# ever use static grass



## coupman35 (Dec 9, 2012)

Well i was thinking of getting some of that static grass it look good ,i look it up on you tube,Which place is best to get it from cheaper,Also looking to make my own aplicator any tip do they make the bug zapper whit a 9volt battery or just 2 AA s .and info before i start ordering .


----------



## gunrunnerjohn (Nov 10, 2010)

I've never tried to make an applicator, but the static grass with the commercial applicator works great. We have it at the club, and I've laid a bunch of grass with it. I'm looking to try it on some really tall grass next.


----------



## coupman35 (Dec 9, 2012)

was lokoing on ebay wounder if this grass will work whit the aplicator Warhammer / Warhammer 40k Terrain Static flock Grass Medium Green


----------



## gunrunnerjohn (Nov 10, 2010)

Static grass should work in the applicator, do you have a link to that applicator?


----------



## coupman35 (Dec 9, 2012)

No i was on you tube it realy easy to make .There is 3 or 4 video on you tube that show how to make them for about 10.00$ using a electric fly zapper .


----------



## joed2323 (Oct 17, 2010)

You need a ion generator correct?? I dont think radio shack says this part.


----------



## gunrunnerjohn (Nov 10, 2010)

It's actually just a high voltage static source that charges the grass so it'll stand up in the glue.


----------



## Carl (Feb 19, 2012)

My experience with a static grass applicator is that is good for standing up your hari, when not handled correctly.


----------



## michael cuneo (Sep 5, 2013)

Hi coupman I made an applicator out of a bug zapper 2d batterys is what this required works OK I thought about 9 volts more power I dont want to smoke it .it works fine you just have to take your time. woodland scenics, walthers have assortments of static grass I made mine for less than $5.00 Mike


----------



## Southern (Nov 17, 2008)

Static grass is on my list of thing to do. let us know how it works.


----------



## dannyrandomstate (Jan 1, 2012)

This has been on my list for some time. I'll probably be trying the DIY version as the price point for the commercial ones are a little steep. There is a few articles I have read on the subject of making one. Here is one. It's on page 93. 

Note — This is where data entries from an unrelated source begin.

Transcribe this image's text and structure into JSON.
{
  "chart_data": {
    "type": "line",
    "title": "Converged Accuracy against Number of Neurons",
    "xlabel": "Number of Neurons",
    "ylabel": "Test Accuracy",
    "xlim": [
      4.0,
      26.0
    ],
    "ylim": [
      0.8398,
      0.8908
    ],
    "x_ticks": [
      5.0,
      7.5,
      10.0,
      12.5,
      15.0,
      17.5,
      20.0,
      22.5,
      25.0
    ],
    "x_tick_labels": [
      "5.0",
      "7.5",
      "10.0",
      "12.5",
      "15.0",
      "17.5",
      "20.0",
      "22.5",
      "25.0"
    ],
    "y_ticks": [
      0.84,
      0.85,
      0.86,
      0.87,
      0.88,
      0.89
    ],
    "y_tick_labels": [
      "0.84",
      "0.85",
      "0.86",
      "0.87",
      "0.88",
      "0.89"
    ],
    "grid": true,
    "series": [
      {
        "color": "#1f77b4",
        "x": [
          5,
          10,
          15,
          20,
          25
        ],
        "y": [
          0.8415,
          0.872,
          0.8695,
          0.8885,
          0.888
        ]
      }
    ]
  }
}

http://issuu.com/mr-hobbyist/docs/mrh-2010-mar-apr-ol/93?viewMode=presentation&mode=embed


----------



## michael cuneo (Sep 5, 2013)

Hi danny if you look on u tube there are 3 videos part 1,2,3, pretty good vids thats where I got my info . I got the bug zapper at harbor freight $4.00 and 2 flour sifters at the doller store for a buck it's pretty easy to make. give it a try and good luck Mike


----------



## dannyrandomstate (Jan 1, 2012)

I've got the fly swatter on the back porch. I've been on the fence on if I want to go battery powered or plug into the wall. About the only part I would have to buy is the negative ION generator. I figure after the move I'll get the project started.


----------